Prior studies of plasma CRP and tumor CRP have had variable prognostic success. In small tumors, urine CRP provided superior discrimination of grade and potential metastasis. Elevated urine CRP likely reflects tumor IL-6 signaling and secretion into urine rather than filtration from blood. Complement factors may be less specific due to elevation in non-cancerous renal diseases.
Urine CRP may complement aquaporin-1 and perilipin-2 to provide non-invasive molecular grading of small renal masses and possibly identify occult metastatic risk. Larger prospective cohorts are needed to validate prognostic utility.
In summary, urine CRP was elevated in high-grade clear cell/papillary RCC and appeared specific versus other renal and urologic diseases. It may serve as a pre-surgical liquid biopsy for grading and metastatic risk prediction.
Additional Contributions
The authors thank Karen Frey, BS, RN, Jay McQuillan, BS, Jane Blood, BS, RN, Megan Kalin, MS, CCRP, Kalin Guebert, MS, CCRP, Michael Reeves, BA, for their expert help in the study.
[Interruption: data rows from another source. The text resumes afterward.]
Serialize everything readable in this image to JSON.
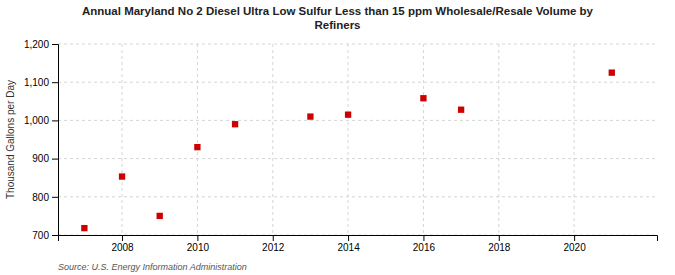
{
  "chart_data": {
    "type": "scatter",
    "title": "Annual Maryland No 2 Diesel Ultra Low Sulfur Less than 15 ppm Wholesale/Resale Volume by\nRefiners",
    "ylabel": "Thousand Gallons per Day",
    "source": "Source: U.S. Energy Information Administration",
    "x": [
      2007,
      2008,
      2009,
      2010,
      2011,
      2013,
      2014,
      2016,
      2017,
      2021
    ],
    "values": [
      718,
      853,
      750,
      930,
      990,
      1010,
      1015,
      1058,
      1028,
      1125
    ],
    "color": "#cc0000",
    "marker": "square",
    "xlim": [
      2006.3,
      2022.2
    ],
    "xticks": [
      2008,
      2010,
      2012,
      2014,
      2016,
      2018,
      2020
    ],
    "ylim": [
      700,
      1200
    ],
    "yticks": [
      700,
      800,
      900,
      {
        "value": 1000,
        "label": "1,000"
      },
      {
        "value": 1100,
        "label": "1,100"
      },
      {
        "value": 1200,
        "label": "1,200"
      }
    ],
    "grid": true
  }
}
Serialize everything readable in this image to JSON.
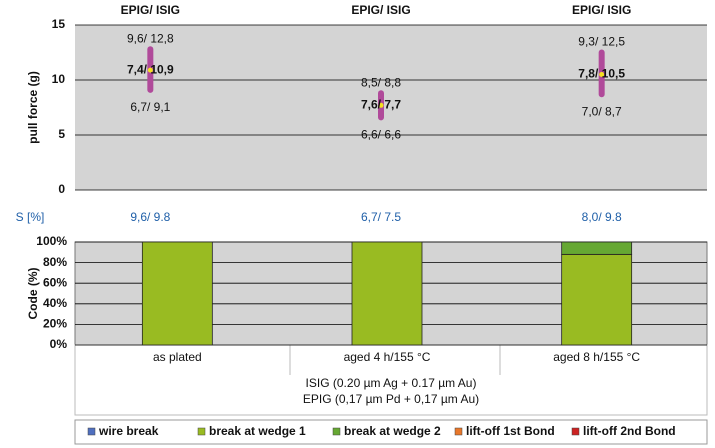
{
  "chart_data": [
    {
      "type": "strip",
      "ylabel": "pull force (g)",
      "ylim": [
        0,
        15
      ],
      "yticks": [
        0,
        5,
        10,
        15
      ],
      "grid": true,
      "headers": [
        "EPIG/ ISIG",
        "EPIG/ ISIG",
        "EPIG/ ISIG"
      ],
      "min": [
        9.1,
        6.6,
        8.7
      ],
      "max": [
        12.8,
        8.8,
        12.5
      ],
      "mean": [
        10.9,
        7.7,
        10.5
      ],
      "color": "#b04a9a",
      "mean_color": "#f5e020",
      "max_labels": [
        "9,6/ 12,8",
        "8,5/ 8,8",
        "9,3/ 12,5"
      ],
      "mean_labels": [
        "7,4/ 10,9",
        "7,6/ 7,7",
        "7,8/ 10,5"
      ],
      "min_labels": [
        "6,7/ 9,1",
        "6,6/ 6,6",
        "7,0/ 8,7"
      ],
      "s_label": "S [%]",
      "s_values": [
        "9,6/ 9.8",
        "6,7/ 7.5",
        "8,0/ 9.8"
      ]
    },
    {
      "type": "stacked_bar",
      "ylabel": "Code (%)",
      "categories": [
        "as plated",
        "aged 4 h/155 °C",
        "aged 8 h/155 °C"
      ],
      "series": [
        {
          "name": "wire break",
          "color": "#4f6fbf",
          "values": [
            0,
            0,
            0
          ]
        },
        {
          "name": "break at wedge 1",
          "color": "#99bb22",
          "values": [
            100,
            100,
            88
          ]
        },
        {
          "name": "break at wedge 2",
          "color": "#66a833",
          "values": [
            0,
            0,
            12
          ]
        },
        {
          "name": "lift-off 1st Bond",
          "color": "#e8772a",
          "values": [
            0,
            0,
            0
          ]
        },
        {
          "name": "lift-off 2nd Bond",
          "color": "#cc2222",
          "values": [
            0,
            0,
            0
          ]
        }
      ],
      "ylim": [
        0,
        100
      ],
      "yticks": [
        {
          "value": 0,
          "label": "0%"
        },
        {
          "value": 20,
          "label": "20%"
        },
        {
          "value": 40,
          "label": "40%"
        },
        {
          "value": 60,
          "label": "60%"
        },
        {
          "value": 80,
          "label": "80%"
        },
        {
          "value": 100,
          "label": "100%"
        }
      ],
      "notes": [
        "ISIG (0.20 µm Ag + 0.17 µm Au)",
        "EPIG (0,17 µm Pd + 0,17 µm Au)"
      ]
    }
  ]
}
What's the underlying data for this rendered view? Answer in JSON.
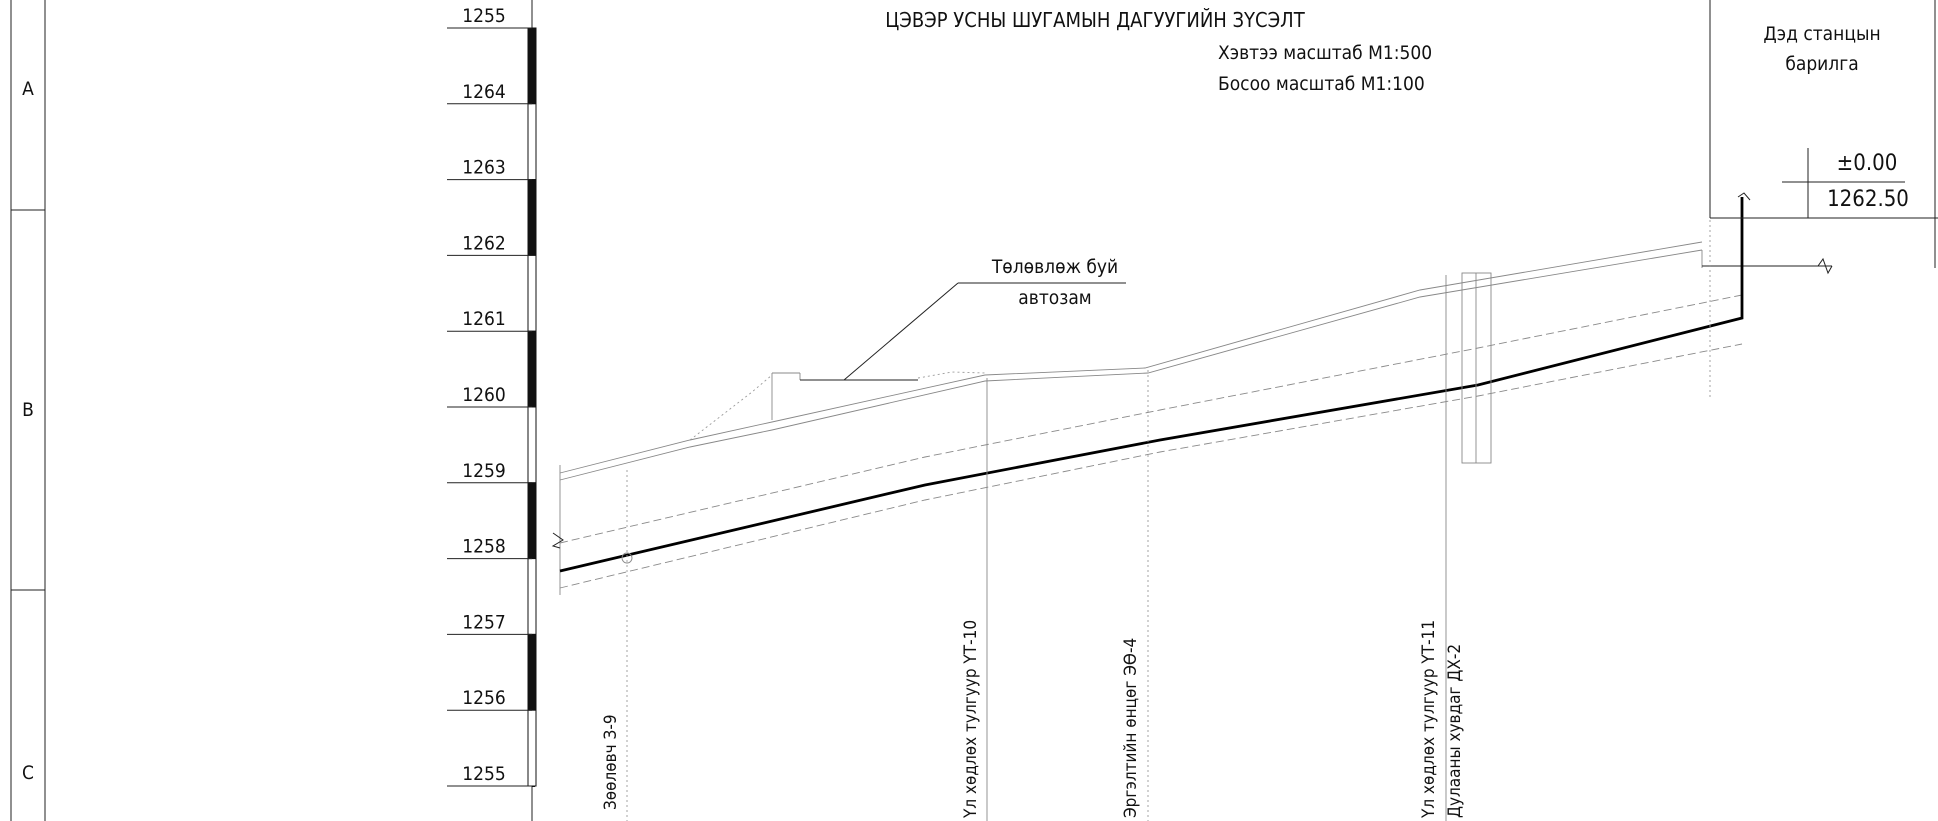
{
  "title": "ЦЭВЭР УСНЫ ШУГАМЫН ДАГУУГИЙН ЗҮСЭЛТ",
  "scale_horizontal": "Хэвтээ масштаб М1:500",
  "scale_vertical": "Босоо масштаб М1:100",
  "row_labels": [
    "A",
    "B",
    "C"
  ],
  "elevation_ticks": [
    "1255",
    "1264",
    "1263",
    "1262",
    "1261",
    "1260",
    "1259",
    "1258",
    "1257",
    "1256",
    "1255"
  ],
  "road_callout": {
    "line1": "Төлөвлөж буй",
    "line2": "автозам"
  },
  "station": {
    "line1": "Дэд станцын",
    "line2": "барилга",
    "level_relative": "±0.00",
    "level_absolute": "1262.50"
  },
  "vertical_labels": {
    "valve": "Зөөлөвч З-9",
    "support_10": "Үл хөдлөх тулгуур ҮТ-10",
    "bend": "Эргэлтийн өнцөг ЭӨ-4",
    "support_11": "Үл хөдлөх тулгуур ҮТ-11",
    "heat_channel": "Дулааны хувдаг ДХ-2"
  },
  "colors": {
    "ink": "#111111",
    "pipe": "#000000",
    "guide": "#999999"
  }
}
We thank Dr. Michael Abern for his critical review of the manuscript and insightful comments.
Conflict of Interest Disclosure
No author has any conflict of interest.
Funding/Support
NIH R01CA141521, Department of Defense CDMRP HT94252310996, Washington University in St. Louis Institute of Clinical and Translational Science UL1 TR000448, the Barnes-Jewish Hospital Frontier Fund (7537-55), Department of Anesthesiology, Washington University in St Louis School of Medicine, and the Bear Cub Fund of Washington University in St. Louis.
ETHICS STATEMENT
Approval was obtained from the Washington University in St. Louis Institutional Review Board, and written informed consent was obtained from all patients.